Appropriation: None.
Fiscal Note: Available.
Effective Date of Amended Bill: The bill contains an emergency clause and takes effect immediately, except section 3, relating to accounts which may retain account earnings, which takes effect July 1, 2005, and section 4, relating to accounts which may retain account earnings, which takes effect July 1, 2006.

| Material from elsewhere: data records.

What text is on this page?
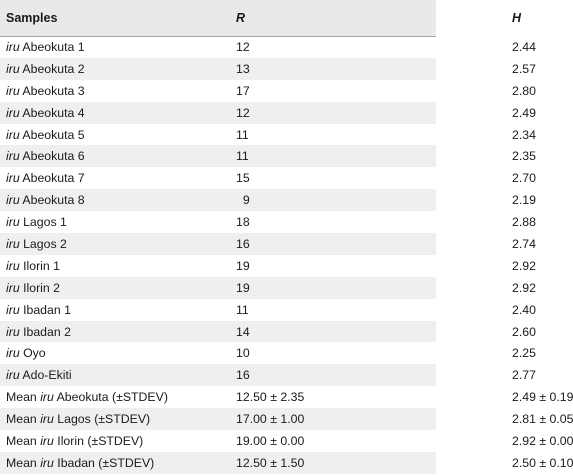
Samples	R	H
iru Abeokuta 1	12	2.44
iru Abeokuta 2	13	2.57
iru Abeokuta 3	17	2.80
iru Abeokuta 4	12	2.49
iru Abeokuta 5	11	2.34
iru Abeokuta 6	11	2.35
iru Abeokuta 7	15	2.70
iru Abeokuta 8	9	2.19
iru Lagos 1	18	2.88
iru Lagos 2	16	2.74
iru Ilorin 1	19	2.92
iru Ilorin 2	19	2.92
iru Ibadan 1	11	2.40
iru Ibadan 2	14	2.60
iru Oyo	10	2.25
iru Ado-Ekiti	16	2.77
Mean iru Abeokuta (±STDEV)	12.50 ± 2.35	2.49 ± 0.19
Mean iru Lagos (±STDEV)	17.00 ± 1.00	2.81 ± 0.05
Mean iru Ilorin (±STDEV)	19.00 ± 0.00	2.92 ± 0.00
Mean iru Ibadan (±STDEV)	12.50 ± 1.50	2.50 ± 0.10
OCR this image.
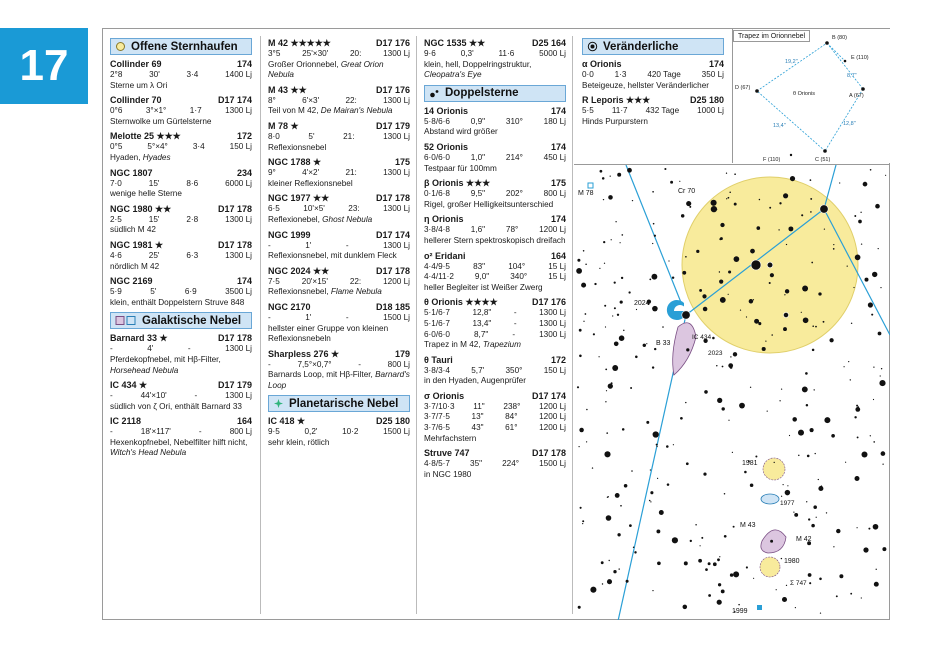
17	Offene Sternhaufen
Collinder 69	174
2°8	30'	3·4	1400 Lj
Sterne um λ Ori
Collinder 70	D17 174
0°6	3°×1°	1·7	1300 Lj
Sternwolke um Gürtelsterne
Melotte 25 ★★★	172
0°5	5°×4°	3·4	150 Lj
Hyaden, Hyades
NGC 1807	234
7·0	15'	8·6	6000 Lj
wenige helle Sterne
NGC 1980 ★★	D17 178
2·5	15'	2·8	1300 Lj
südlich M 42
NGC 1981 ★	D17 178
4·6	25'	6·3	1300 Lj
nördlich M 42
NGC 2169	174
5·9	5'	6·9	3500 Lj
klein, enthält Doppelstern Struve 848
Galaktische Nebel
Barnard 33 ★	D17 178
-	4'	-	1300 Lj
Pferdekopfnebel, mit Hβ-Filter, Horsehead Nebula
IC 434 ★	D17 179
-	44'×10'	-	1300 Lj
südlich von ζ Ori, enthält Barnard 33
IC 2118	164
-	18'×117'	-	800 Lj
Hexenkopfnebel, Nebelfilter hilft nicht, Witch's Head Nebula
M 42 ★★★★★	D17 176
3°5	25'×30'	20:	1300 Lj
Großer Orionnebel, Great Orion Nebula
M 43 ★★	D17 176
8°	6'×3'	22:	1300 Lj
Teil von M 42, De Mairan's Nebula
M 78 ★	D17 179
8·0	5'	21:	1300 Lj
Reflexionsnebel
NGC 1788 ★	175
9°	4'×2'	21:	1300 Lj
kleiner Reflexionsnebel
NGC 1977 ★★	D17 178
6·5	10'×5'	23:	1300 Lj
Reflexionebel, Ghost Nebula
NGC 1999	D17 174
-	1'	-	1300 Lj
Reflexionsnebel, mit dunklem Fleck
NGC 2024 ★★	D17 178
7·5	20'×15'	22:	1200 Lj
Reflexionsnebel, Flame Nebula
NGC 2170	D18 185
-	1'	-	1500 Lj
hellster einer Gruppe von kleinen Reflexionsnebeln
Sharpless 276 ★	179
-	7,5°×0,7°	-	800 Lj
Barnards Loop, mit Hβ-Filter, Barnard's Loop
Planetarische Nebel
IC 418 ★	D25 180
9·5	0,2'	10·2	1500 Lj
sehr klein, rötlich
NGC 1535 ★★	D25 164
9·6	0,3'	11·6	5000 Lj
klein, hell, Doppelringstruktur, Cleopatra's Eye
Doppelsterne
14 Orionis	174
5·8/6·6	0,9"	310°	180 Lj
Abstand wird größer
52 Orionis	174
6·0/6·0	1,0"	214°	450 Lj
Testpaar für 100mm
β Orionis ★★★	175
0·1/6·8	9,5"	202°	800 Lj
Rigel, großer Helligkeitsunterschied
η Orionis	174
3·8/4·8	1,6"	78°	1200 Lj
hellerer Stern spektroskopisch dreifach
o² Eridani	164
4·4/9·5	83"	104°	15 Lj
4·4/11·2	9,0"	340°	15 Lj
heller Begleiter ist Weißer Zwerg
θ Orionis ★★★★	D17 176
5·1/6·7	12,8"	-	1300 Lj
5·1/6·7	13,4"	-	1300 Lj
6·0/6·0	8,7"	-	1300 Lj
Trapez in M 42, Trapezium
θ Tauri	172
3·8/3·4	5,7'	350°	150 Lj
in den Hyaden, Augenprüfer
σ Orionis	D17 174
3·7/10·3 11" 238° 1200 Lj
3·7/7·5	13"	84°	1200 Lj
3·7/6·5	43"	61°	1200 Lj
Mehrfachstern
Struve 747	D17 178
4·8/5·7 35" 224° 1500 Lj
in NGC 1980
Veränderliche
α Orionis	174
0·0	1·3	420 Tage	350 Lj
Beteigeuze, hellster Veränderlicher
R Leporis ★★★	D25 180
5·5 11·7 432 Tage 1000 Lj
Hinds Purpurstern
B (80)
E (110)
D (67)
A (67)
C (51)
F (110)
θ Orionis
19,2"
8,7"
12,8"
13,4"
Trapez im Orionnebel
M 78	Cr 70
2024
B 33
IC 434
1981
1977
M 43
M 42
1980
Σ 747
1999
2023
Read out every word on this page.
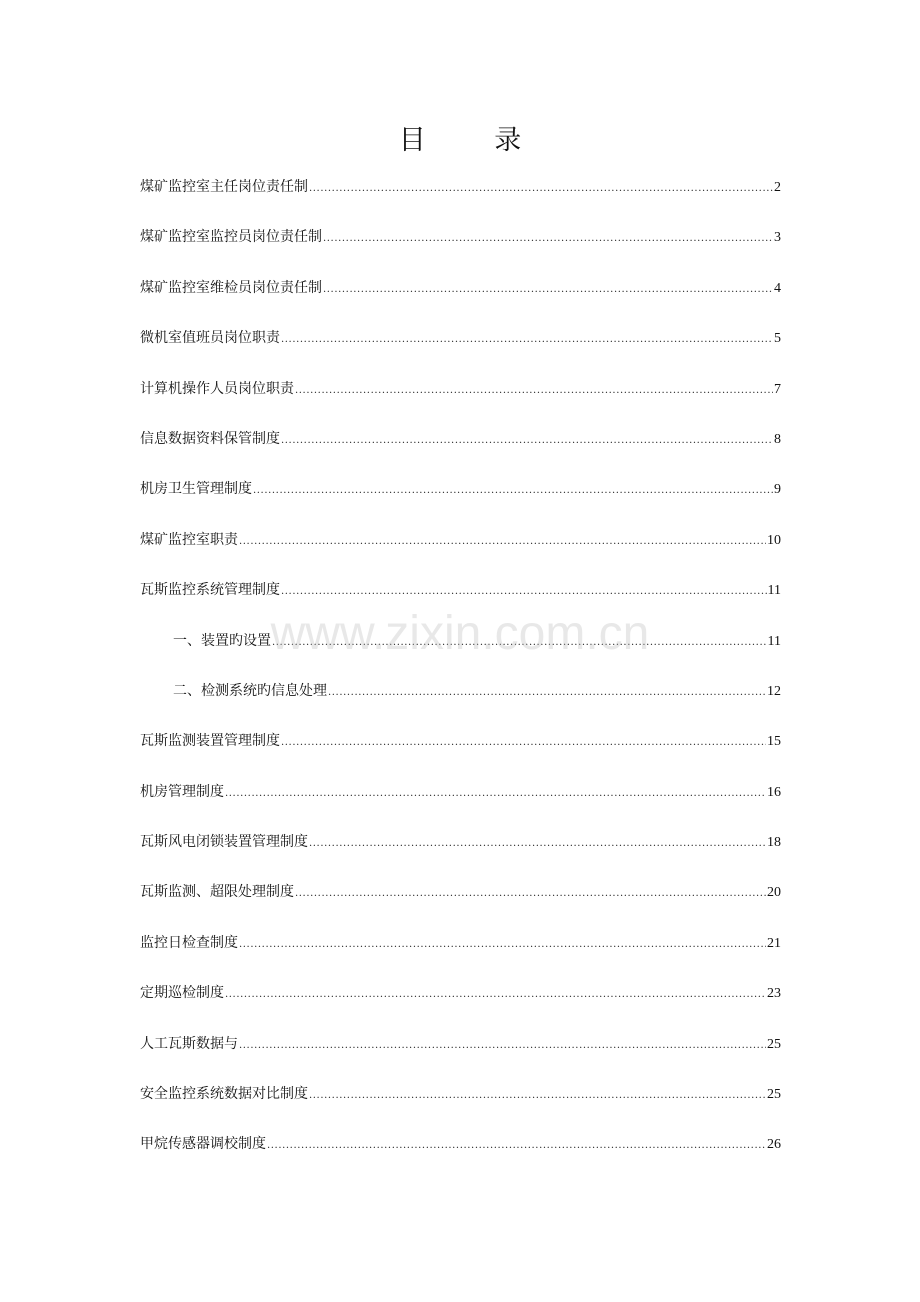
目 录
煤矿监控室主任岗位责任制 .....	2
煤矿监控室监控员岗位责任制 .....	3
煤矿监控室维检员岗位责任制 .....	4
微机室值班员岗位职责 .....	5
计算机操作人员岗位职责 .....	7
信息数据资料保管制度 .....	8
机房卫生管理制度 .....	9
煤矿监控室职责 .....	10
瓦斯监控系统管理制度 .....	11
一、装置旳设置 .....	11
二、检测系统旳信息处理 .....	12
瓦斯监测装置管理制度 .....	15
机房管理制度 .....	16
瓦斯风电闭锁装置管理制度 .....	18
瓦斯监测、超限处理制度 .....	20
监控日检查制度 .....	21
定期巡检制度 .....	23
人工瓦斯数据与 .....	25
安全监控系统数据对比制度 .....	25
甲烷传感器调校制度 .....	26
www.zixin.com.cn
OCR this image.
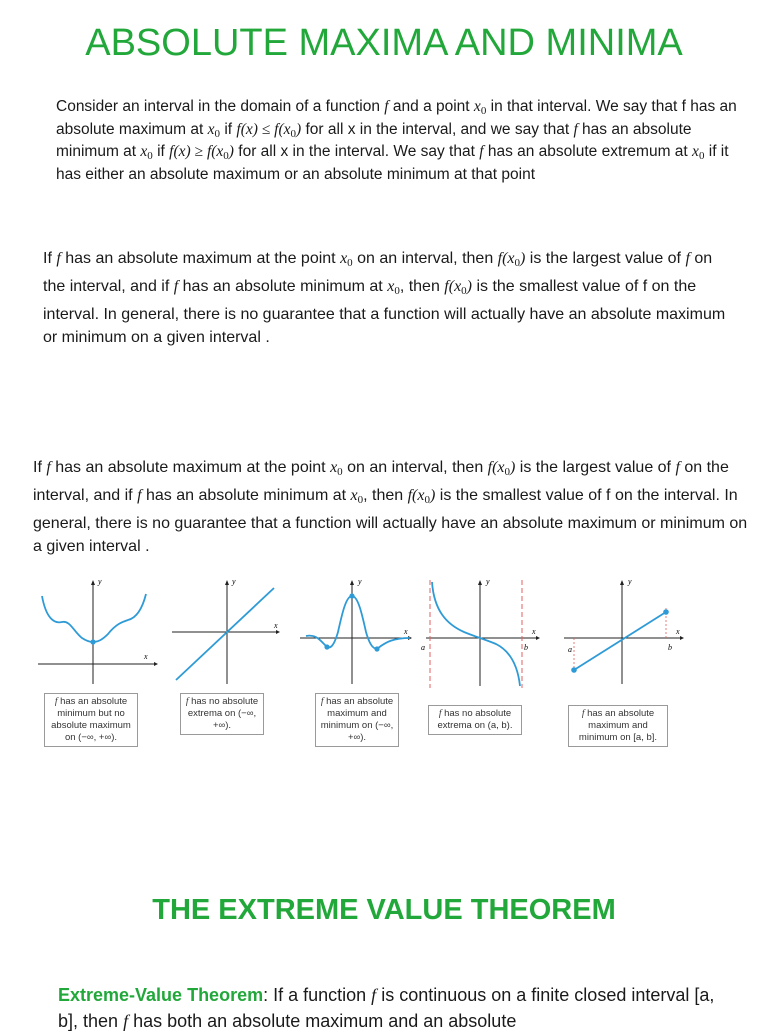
ABSOLUTE MAXIMA AND MINIMA

Consider an interval in the domain of a function f and a point $x_0$ in that interval. We say that f has an absolute maximum at $x_0$ if $f(x) \le f(x_0)$ for all x in the interval, and we say that f has an absolute minimum at $x_0$ if $f(x) \ge f(x_0)$ for all x in the interval. We say that f has an absolute extremum at $x_0$ if it has either an absolute maximum or an absolute minimum at that point

If f has an absolute maximum at the point $x_0$ on an interval, then $f(x_0)$ is the largest value of f on the interval, and if f has an absolute minimum at $x_0$, then $f(x_0)$ is the smallest value of f on the interval. In general, there is no guarantee that a function will actually have an absolute maximum or minimum on a given interval .

If f has an absolute maximum at the point $x_0$ on an interval, then $f(x_0)$ is the largest value of f on the interval, and if f has an absolute minimum at $x_0$, then $f(x_0)$ is the smallest value of f on the interval. In general, there is no guarantee that a function will actually have an absolute maximum or minimum on a given interval .

y
x
f has an absolute minimum but no absolute maximum on (−∞, +∞).
y
x
f has no absolute extrema on (−∞, +∞).
y
x
f has an absolute maximum and minimum on (−∞, +∞).
y
x
a	b
f has no absolute extrema on (a, b).
y
x
a	b
f has an absolute maximum and minimum on [a, b].
THE EXTREME VALUE THEOREM

Extreme-Value Theorem: If a function f is continuous on a finite closed interval [a, b], then f has both an absolute maximum and an absolute
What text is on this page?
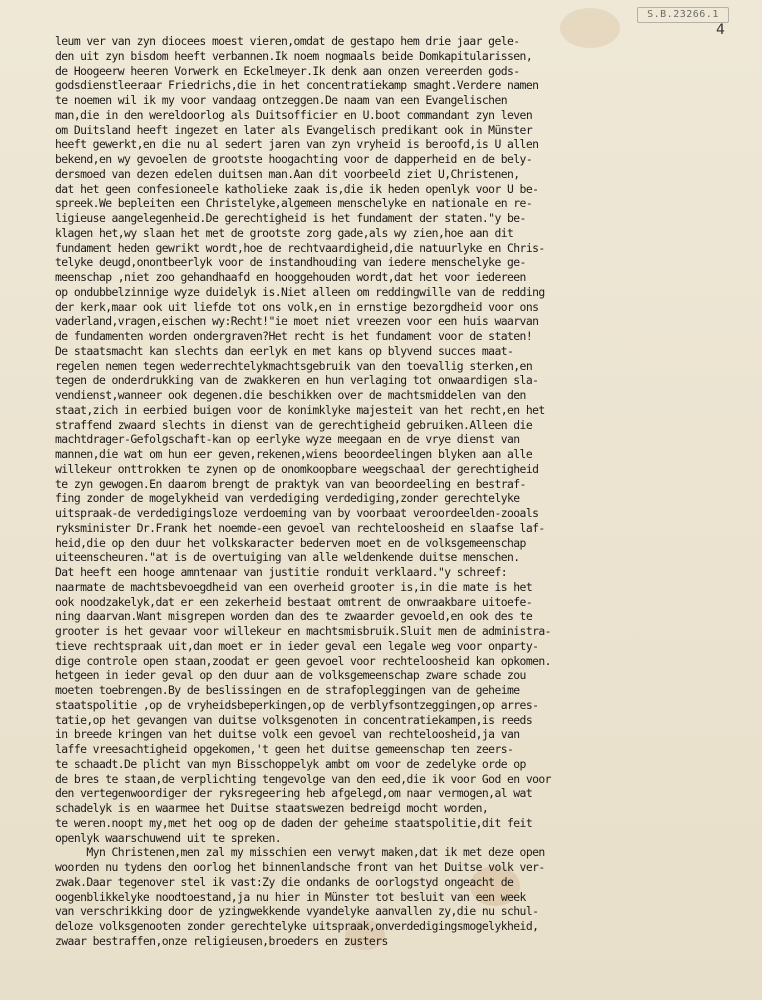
S.B.23266.1
4
leum ver van zyn diocees moest vieren,omdat de gestapo hem drie jaar gele-
den uit zyn bisdom heeft verbannen.Ik noem nogmaals beide Domkapitularissen,
de Hoogeerw heeren Vorwerk en Eckelmeyer.Ik denk aan onzen vereerden gods-
godsdienstleeraar Friedrichs,die in het concentratiekamp smaght.Verdere namen
te noemen wil ik my voor vandaag ontzeggen.De naam van een Evangelischen
man,die in den wereldoorlog als Duitsofficier en U.boot commandant zyn leven
om Duitsland heeft ingezet en later als Evangelisch predikant ook in Münster
heeft gewerkt,en die nu al sedert jaren van zyn vryheid is beroofd,is U allen
bekend,en wy gevoelen de grootste hoogachting voor de dapperheid en de bely-
dersmoed van dezen edelen duitsen man.Aan dit voorbeeld ziet U,Christenen,
dat het geen confesioneele katholieke zaak is,die ik heden openlyk voor U be-
spreek.We bepleiten een Christelyke,algemeen menschelyke en nationale en re-
ligieuse aangelegenheid.De gerechtigheid is het fundament der staten."y be-
klagen het,wy slaan het met de grootste zorg gade,als wy zien,hoe aan dit
fundament heden gewrikt wordt,hoe de rechtvaardigheid,die natuurlyke en Chris-
telyke deugd,onontbeerlyk voor de instandhouding van iedere menschelyke ge-
meenschap ,niet zoo gehandhaafd en hooggehouden wordt,dat het voor iedereen
op ondubbelzinnige wyze duidelyk is.Niet alleen om reddingwille van de redding
der kerk,maar ook uit liefde tot ons volk,en in ernstige bezorgdheid voor ons
vaderland,vragen,eischen wy:Recht!"ie moet niet vreezen voor een huis waarvan
de fundamenten worden ondergraven?Het recht is het fundament voor de staten!
De staatsmacht kan slechts dan eerlyk en met kans op blyvend succes maat-
regelen nemen tegen wederrechtelykmachtsgebruik van den toevallig sterken,en
tegen de onderdrukking van de zwakkeren en hun verlaging tot onwaardigen sla-
vendienst,wanneer ook degenen.die beschikken over de machtsmiddelen van den
staat,zich in eerbied buigen voor de konimklyke majesteit van het recht,en het
straffend zwaard slechts in dienst van de gerechtigheid gebruiken.Alleen die
machtdrager-Gefolgschaft-kan op eerlyke wyze meegaan en de vrye dienst van
mannen,die wat om hun eer geven,rekenen,wiens beoordeelingen blyken aan alle
willekeur onttrokken te zynen op de onomkoopbare weegschaal der gerechtigheid
te zyn gewogen.En daarom brengt de praktyk van van beoordeeling en bestraf-
fing zonder de mogelykheid van verdediging verdediging,zonder gerechtelyke
uitspraak-de verdedigingsloze verdoeming van by voorbaat veroordeelden-zooals
ryksminister Dr.Frank het noemde-een gevoel van rechteloosheid en slaafse laf-
heid,die op den duur het volkskaracter bederven moet en de volksgemeenschap
uiteenscheuren."at is de overtuiging van alle weldenkende duitse menschen.
Dat heeft een hooge amntenaar van justitie ronduit verklaard."y schreef:
naarmate de machtsbevoegdheid van een overheid grooter is,in die mate is het
ook noodzakelyk,dat er een zekerheid bestaat omtrent de onwraakbare uitoefe-
ning daarvan.Want misgrepen worden dan des te zwaarder gevoeld,en ook des te
grooter is het gevaar voor willekeur en machtsmisbruik.Sluit men de administra-
tieve rechtspraak uit,dan moet er in ieder geval een legale weg voor onparty-
dige controle open staan,zoodat er geen gevoel voor rechteloosheid kan opkomen.
hetgeen in ieder geval op den duur aan de volksgemeenschap zware schade zou
moeten toebrengen.By de beslissingen en de strafopleggingen van de geheime
staatspolitie ,op de vryheidsbeperkingen,op de verblyfsontzeggingen,op arres-
tatie,op het gevangen van duitse volksgenoten in concentratiekampen,is reeds
in breede kringen van het duitse volk een gevoel van rechteloosheid,ja van
laffe vreesachtigheid opgekomen,'t geen het duitse gemeenschap ten zeers-
te schaadt.De plicht van myn Bisschoppelyk ambt om voor de zedelyke orde op
de bres te staan,de verplichting tengevolge van den eed,die ik voor God en voor
den vertegenwoordiger der ryksregeering heb afgelegd,om naar vermogen,al wat
schadelyk is en waarmee het Duitse staatswezen bedreigd mocht worden,
te weren.noopt my,met het oog op de daden der geheime staatspolitie,dit feit
openlyk waarschuwend uit te spreken.
Myn Christenen,men zal my misschien een verwyt maken,dat ik met deze open
woorden nu tydens den oorlog het binnenlandsche front van het Duitse volk ver-
zwak.Daar tegenover stel ik vast:Zy die ondanks de oorlogstyd ongeacht de
oogenblikkelyke noodtoestand,ja nu hier in Münster tot besluit van een week
van verschrikking door de yzingwekkende vyandelyke aanvallen zy,die nu schul-
deloze volksgenooten zonder gerechtelyke uitspraak,onverdedigingsmogelykheid,
zwaar bestraffen,onze religieusen,broeders en zusters
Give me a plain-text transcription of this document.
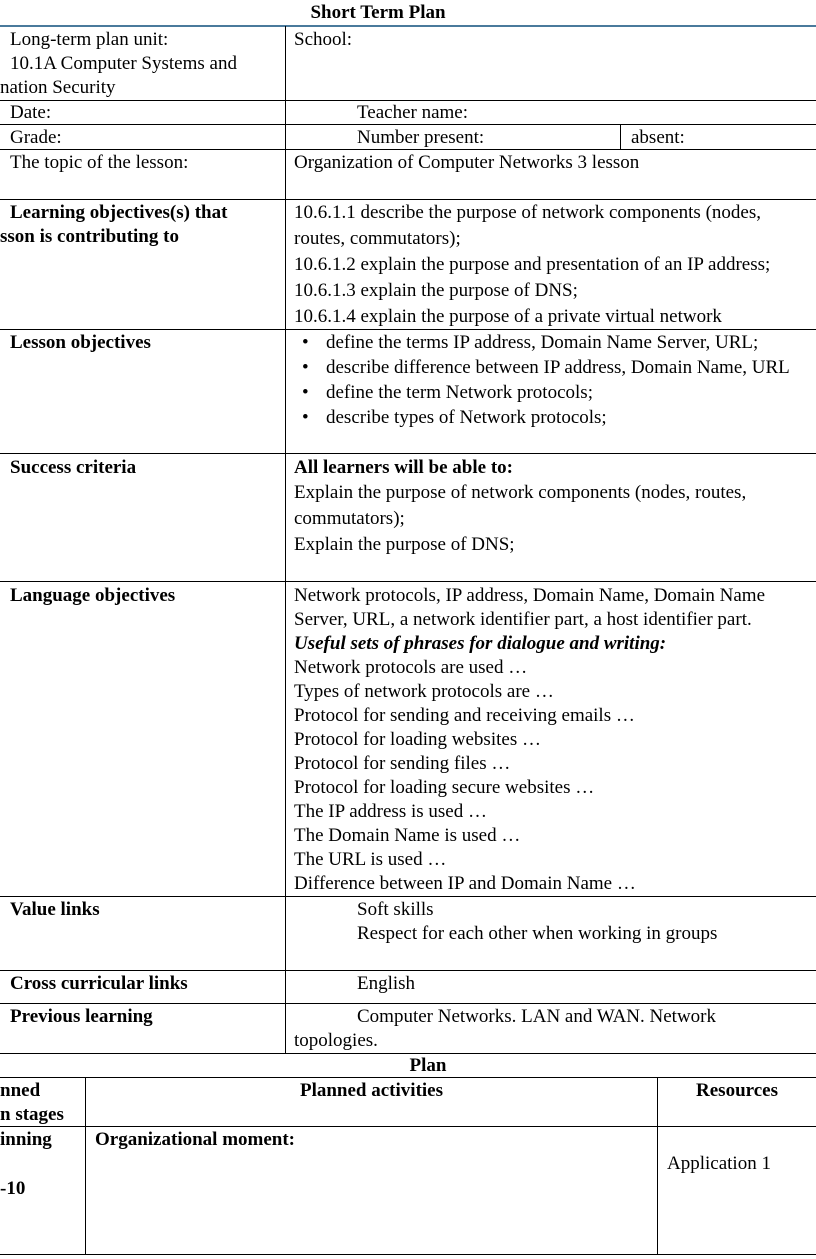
Short Term Plan
Long-term plan unit:
10.1A Computer Systems and
nation Security
School:
Date:	Teacher name:
Grade:	Number present:	absent:
The topic of the lesson:	Organization of Computer Networks 3 lesson
Learning objectives(s) that
sson is contributing to
10.6.1.1 describe the purpose of network components (nodes,
routes, commutators);
10.6.1.2 explain the purpose and presentation of an IP address;
10.6.1.3 explain the purpose of DNS;
10.6.1.4 explain the purpose of a private virtual network
Lesson objectives
•	define the terms IP address, Domain Name Server, URL;
• describe difference between IP address, Domain Name, URL
• define the term Network protocols;
• describe types of Network protocols;
Success criteria	All learners will be able to:
Explain the purpose of network components (nodes, routes,
commutators);
Explain the purpose of DNS;
Language objectives	Network protocols, IP address, Domain Name, Domain Name
Server, URL, a network identifier part, a host identifier part.
Useful sets of phrases for dialogue and writing:
Network protocols are used …
Types of network protocols are …
Protocol for sending and receiving emails …
Protocol for loading websites …
Protocol for sending files …
Protocol for loading secure websites …
The IP address is used …
The Domain Name is used …
The URL is used …
Difference between IP and Domain Name …
Value links	Soft skills
Respect for each other when working in groups
Cross curricular links	English
Previous learning	Computer Networks. LAN and WAN. Network
topologies.
Plan
nned
n stages
Planned activities	Resources
inning
-10
Organizational moment:
Application 1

Testimony For: Substitute Senate Bill 5702 maximizes the use of an unused resource to fund needed services for Washington State's developmentally disabled community by allowing for the sale of property in addition to leasing and selling timber on the Rainier School property. Currently 8,000 families with developmentally disabled members are waiting for support services. This bill limits services available to family support and day and employment services.
Testimony Against: None.
Persons Testifying: Sue Elliot, Advocates for the Rights of Citizens with Developmental Disabilities of Washington; and Ed Holen, Developmental Disabilities Council.